Mittwoch, 28. September 2011

MEER UND LEER

„Sie ist wach und sie freut sich.“ Elke öffnete die Tür zu Judiths Wohnung für Manuela. Sie legte ihr zur Begrüßung kurz die Hand auf den Arm und wandte sich dann ab, um die Freundin ins Wohnzimmer zu führen. Dort war die Sitzgruppe beiseite gerückt, um einem Krankenhausbett mit fahrbarem Gestell und Gestänge für die Infusionen Platz zu machen. Wie eine Manga-Zeichnung mit riesigen Augen lag Judiths bleiches Gesicht auf dem weißen Kissen. Manuela gab sich einen Ruck, trat an Elke vorbei und setzte sich auf die Bettkante. „Lässt du uns allein?“ Elke suchte Judiths Blick. „Bitte.“ Sie ging hinaus und schloss die Tür hinter sich.

„Ich bin froh, dass Elke bei dir ist.“
„Ja.“
„Nichts habe ich davon gewusst, dass du so krank bist...“
„Du warst sehr böse auf mich. Und mit Grund. Aber es war auch wahr, was ich sagte. Das war es ja.“
„Wenn ich geahnt hätte...“
Judith hob einen Finger an die Lippen.
„Egal jetzt. Wir haben nicht mehr viel Zeit.“
Manuela hob ihre Tasche aufs Bett und zog einen großen Umschlag heraus.
„Deine Briefe. Und das Märchen-Heft, das du für mich geschrieben hast.“
„O Gott.“, Judith versuchte zu lachen; es blubberte in ihrem Bauch bis hoch zum Hals, doch hatte sie nicht mehr die Kraft, es aus der Kehle zu lassen.
„Sie bedeuten mir viel. Selbst der letzte, als du mir schriebst, du habest dich entschieden. Für ihn.“
„Dein feuriger Blick auf meinen Schultern. Dein schwarzes Haar zwischen meinen Fingern.“
„Es war nie vorbei. Fünfundzwanzig Jahre lang. Nun hast du ihn fortgeschickt, wegen Elke?“
„Nicht für Elke. Für mich. Ich habe keine Kraft mehr, die Trauer, die er fühlt, für ihn auszudrücken.“
„Ach, Judith, dein Märchenprinz...“
Judith rückte ein wenig zur Seite. Manuela verstand, streifte die Ballerinas ab und legte sich dicht neben sie, schmiegte ihren Körper an den der Freundin, die ihren Kopf in ihre Armkuhle drückte. Wie ein Vögelchen, so leicht und zerbrechlich fühlte Judith sich an.

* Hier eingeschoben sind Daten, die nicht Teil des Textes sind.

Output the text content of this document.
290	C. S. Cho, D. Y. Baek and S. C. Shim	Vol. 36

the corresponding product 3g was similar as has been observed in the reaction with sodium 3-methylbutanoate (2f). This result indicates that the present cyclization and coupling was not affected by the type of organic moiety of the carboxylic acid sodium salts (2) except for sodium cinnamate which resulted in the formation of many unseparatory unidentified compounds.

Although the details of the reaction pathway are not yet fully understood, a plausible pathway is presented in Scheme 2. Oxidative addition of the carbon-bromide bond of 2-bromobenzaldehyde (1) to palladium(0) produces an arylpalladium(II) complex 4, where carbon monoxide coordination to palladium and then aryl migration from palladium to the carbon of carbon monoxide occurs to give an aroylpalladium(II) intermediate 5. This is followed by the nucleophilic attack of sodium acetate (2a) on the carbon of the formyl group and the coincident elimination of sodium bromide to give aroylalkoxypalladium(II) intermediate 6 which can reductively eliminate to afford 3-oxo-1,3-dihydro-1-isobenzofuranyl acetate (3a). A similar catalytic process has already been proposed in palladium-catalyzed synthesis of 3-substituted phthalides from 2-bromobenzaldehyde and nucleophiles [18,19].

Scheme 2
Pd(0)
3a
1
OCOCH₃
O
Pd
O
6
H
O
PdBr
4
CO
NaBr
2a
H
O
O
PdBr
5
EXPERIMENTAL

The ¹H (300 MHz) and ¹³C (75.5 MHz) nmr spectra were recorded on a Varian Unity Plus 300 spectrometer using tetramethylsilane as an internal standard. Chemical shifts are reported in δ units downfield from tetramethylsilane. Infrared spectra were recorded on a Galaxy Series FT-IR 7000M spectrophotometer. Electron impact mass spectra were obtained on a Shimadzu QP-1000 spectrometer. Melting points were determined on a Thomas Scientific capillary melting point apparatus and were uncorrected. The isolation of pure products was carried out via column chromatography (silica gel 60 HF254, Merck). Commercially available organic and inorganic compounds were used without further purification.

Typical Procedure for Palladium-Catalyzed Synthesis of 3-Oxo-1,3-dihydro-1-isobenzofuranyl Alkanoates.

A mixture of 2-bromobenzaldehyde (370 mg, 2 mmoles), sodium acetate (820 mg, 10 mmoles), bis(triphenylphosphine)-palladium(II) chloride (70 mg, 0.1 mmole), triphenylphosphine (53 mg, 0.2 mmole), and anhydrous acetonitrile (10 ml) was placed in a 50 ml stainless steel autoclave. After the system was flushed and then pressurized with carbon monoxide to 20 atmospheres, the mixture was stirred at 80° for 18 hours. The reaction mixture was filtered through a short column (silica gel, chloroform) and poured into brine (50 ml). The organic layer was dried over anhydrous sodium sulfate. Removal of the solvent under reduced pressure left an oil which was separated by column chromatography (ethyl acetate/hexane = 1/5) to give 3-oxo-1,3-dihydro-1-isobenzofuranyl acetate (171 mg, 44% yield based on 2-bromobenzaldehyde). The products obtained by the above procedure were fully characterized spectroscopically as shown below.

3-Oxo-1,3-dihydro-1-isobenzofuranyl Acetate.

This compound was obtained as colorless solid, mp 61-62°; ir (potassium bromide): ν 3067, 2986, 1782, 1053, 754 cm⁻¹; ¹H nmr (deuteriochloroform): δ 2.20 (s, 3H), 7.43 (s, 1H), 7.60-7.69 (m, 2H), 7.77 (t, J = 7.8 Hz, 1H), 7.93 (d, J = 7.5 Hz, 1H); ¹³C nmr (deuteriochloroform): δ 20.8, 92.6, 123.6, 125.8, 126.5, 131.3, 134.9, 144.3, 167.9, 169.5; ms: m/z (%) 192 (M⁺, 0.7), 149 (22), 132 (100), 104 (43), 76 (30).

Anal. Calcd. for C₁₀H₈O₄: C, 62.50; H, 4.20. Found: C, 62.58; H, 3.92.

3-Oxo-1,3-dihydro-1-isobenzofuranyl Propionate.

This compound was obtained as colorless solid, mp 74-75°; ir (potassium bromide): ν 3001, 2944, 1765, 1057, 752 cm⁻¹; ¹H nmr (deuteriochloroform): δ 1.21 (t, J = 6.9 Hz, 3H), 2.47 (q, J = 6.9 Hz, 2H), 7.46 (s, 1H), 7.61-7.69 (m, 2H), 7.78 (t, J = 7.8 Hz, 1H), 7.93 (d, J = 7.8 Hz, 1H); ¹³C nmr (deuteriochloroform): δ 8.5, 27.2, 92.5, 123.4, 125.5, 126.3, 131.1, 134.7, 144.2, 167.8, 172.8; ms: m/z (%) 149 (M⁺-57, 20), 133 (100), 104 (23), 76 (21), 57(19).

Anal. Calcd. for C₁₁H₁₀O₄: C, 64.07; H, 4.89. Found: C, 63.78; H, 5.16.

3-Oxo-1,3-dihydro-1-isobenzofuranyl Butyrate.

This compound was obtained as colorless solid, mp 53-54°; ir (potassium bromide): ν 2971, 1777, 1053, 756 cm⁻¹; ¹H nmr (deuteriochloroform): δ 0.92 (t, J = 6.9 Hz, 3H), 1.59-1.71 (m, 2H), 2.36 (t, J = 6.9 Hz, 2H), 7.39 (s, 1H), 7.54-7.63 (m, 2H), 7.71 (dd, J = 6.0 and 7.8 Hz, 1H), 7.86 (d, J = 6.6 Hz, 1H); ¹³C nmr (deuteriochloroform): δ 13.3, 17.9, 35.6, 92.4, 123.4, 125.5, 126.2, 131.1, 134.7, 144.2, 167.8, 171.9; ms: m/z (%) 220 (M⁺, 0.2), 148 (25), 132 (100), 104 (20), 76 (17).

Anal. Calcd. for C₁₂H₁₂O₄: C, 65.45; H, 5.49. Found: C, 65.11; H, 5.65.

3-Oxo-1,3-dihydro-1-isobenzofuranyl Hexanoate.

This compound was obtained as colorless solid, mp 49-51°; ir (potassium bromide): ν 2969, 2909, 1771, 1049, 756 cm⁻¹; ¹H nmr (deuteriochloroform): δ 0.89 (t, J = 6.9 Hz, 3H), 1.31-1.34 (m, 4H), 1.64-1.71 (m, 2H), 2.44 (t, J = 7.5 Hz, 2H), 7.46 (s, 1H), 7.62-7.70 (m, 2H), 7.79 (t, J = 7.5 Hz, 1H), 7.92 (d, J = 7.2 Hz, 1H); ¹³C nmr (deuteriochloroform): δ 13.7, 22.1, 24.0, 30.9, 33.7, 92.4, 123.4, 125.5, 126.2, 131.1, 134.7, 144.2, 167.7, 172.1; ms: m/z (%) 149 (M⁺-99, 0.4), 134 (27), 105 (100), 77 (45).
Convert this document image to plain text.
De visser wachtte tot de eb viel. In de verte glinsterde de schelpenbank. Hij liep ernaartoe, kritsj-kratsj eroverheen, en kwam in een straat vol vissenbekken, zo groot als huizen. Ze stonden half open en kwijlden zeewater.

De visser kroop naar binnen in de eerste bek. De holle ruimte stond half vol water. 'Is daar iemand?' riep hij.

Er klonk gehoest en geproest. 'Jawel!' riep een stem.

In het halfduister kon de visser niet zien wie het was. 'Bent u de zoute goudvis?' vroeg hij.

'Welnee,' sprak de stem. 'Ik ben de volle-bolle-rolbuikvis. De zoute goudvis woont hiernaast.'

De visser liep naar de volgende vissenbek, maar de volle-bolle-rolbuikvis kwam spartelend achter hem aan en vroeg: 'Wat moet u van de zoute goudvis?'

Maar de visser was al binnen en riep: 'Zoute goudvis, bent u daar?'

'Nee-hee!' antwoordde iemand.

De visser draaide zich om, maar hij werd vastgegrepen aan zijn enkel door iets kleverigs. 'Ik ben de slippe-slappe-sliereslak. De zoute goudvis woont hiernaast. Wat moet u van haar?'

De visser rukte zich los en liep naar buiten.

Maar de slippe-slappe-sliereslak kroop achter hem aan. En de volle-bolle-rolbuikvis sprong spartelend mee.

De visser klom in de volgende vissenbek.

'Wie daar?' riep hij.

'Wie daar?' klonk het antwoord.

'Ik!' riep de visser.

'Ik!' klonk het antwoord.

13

„Lies mir vor. Das Märchen vom Schloss am Meer.“
Manuela sah Judith in die Augen.
„Das schriebst du kurz bevor er auftauchte.“
„Genau das.“
Manuela zog ein Schulschreibheft aus dem dicken Umschlag und schlug es auf.

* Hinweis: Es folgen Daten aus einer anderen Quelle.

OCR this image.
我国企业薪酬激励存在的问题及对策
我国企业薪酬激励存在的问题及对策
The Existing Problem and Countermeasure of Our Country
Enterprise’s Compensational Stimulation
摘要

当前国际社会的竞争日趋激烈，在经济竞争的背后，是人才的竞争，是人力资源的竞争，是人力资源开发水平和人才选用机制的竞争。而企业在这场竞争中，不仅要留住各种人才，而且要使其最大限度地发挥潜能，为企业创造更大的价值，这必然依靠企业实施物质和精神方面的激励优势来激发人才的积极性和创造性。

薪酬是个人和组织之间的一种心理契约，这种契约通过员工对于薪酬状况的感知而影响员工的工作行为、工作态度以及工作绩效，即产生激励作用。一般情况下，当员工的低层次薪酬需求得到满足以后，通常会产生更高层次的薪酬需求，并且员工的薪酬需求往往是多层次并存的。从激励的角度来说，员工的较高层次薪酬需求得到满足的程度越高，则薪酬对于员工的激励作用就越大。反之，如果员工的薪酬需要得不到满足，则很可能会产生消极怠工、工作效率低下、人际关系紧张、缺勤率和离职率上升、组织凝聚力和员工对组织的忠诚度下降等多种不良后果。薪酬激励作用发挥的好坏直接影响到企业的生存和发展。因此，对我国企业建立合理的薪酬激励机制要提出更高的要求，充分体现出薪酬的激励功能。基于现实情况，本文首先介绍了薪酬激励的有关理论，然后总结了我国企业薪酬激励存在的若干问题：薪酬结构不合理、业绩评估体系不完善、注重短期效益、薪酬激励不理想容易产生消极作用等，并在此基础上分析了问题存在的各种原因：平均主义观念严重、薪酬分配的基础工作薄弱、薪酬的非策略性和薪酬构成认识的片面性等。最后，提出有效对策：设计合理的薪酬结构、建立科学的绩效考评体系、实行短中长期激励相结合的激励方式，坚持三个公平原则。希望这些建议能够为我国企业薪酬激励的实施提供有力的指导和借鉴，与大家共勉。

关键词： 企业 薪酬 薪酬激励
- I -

Hoch oben auf den weißen Klippen, umgeben vom immergrünen Gras stand düster das Schloss. Aus seinen toten Fenstern starrte es blind hinab aufs Meer, das mal sanft in weichen Wellen an den sandigen Strand ebbte, mal tobend gegen die Kreidefelsen schlug. Die Gemäuer waren von Efeu überwuchert, die Beete der Gärten verwüstet, die Mäuerchen eingefallen, die Türen quietschten in den Angeln. Jahrzehnte war es her, dass zuletzt ein Wanderer die Gebirge auf dem Landweg überwunden oder ein Seefahrer übers Meer den natürlichen Hafen zwischen den Klippen angesteuert hatte, um in den dunklen Hallen seine Aufwartung zu machen.

Es ging in den Hafenkneipen die Mär um von diesem schaurigen Ort und auch in den Gasthäusern an den Landstraßen wurde erzählt vom grauen Schloss am Meer, in dessen verblichener Pracht zwei Skelette einander umklammerten, in ewig unerfüllter Liebe vereint.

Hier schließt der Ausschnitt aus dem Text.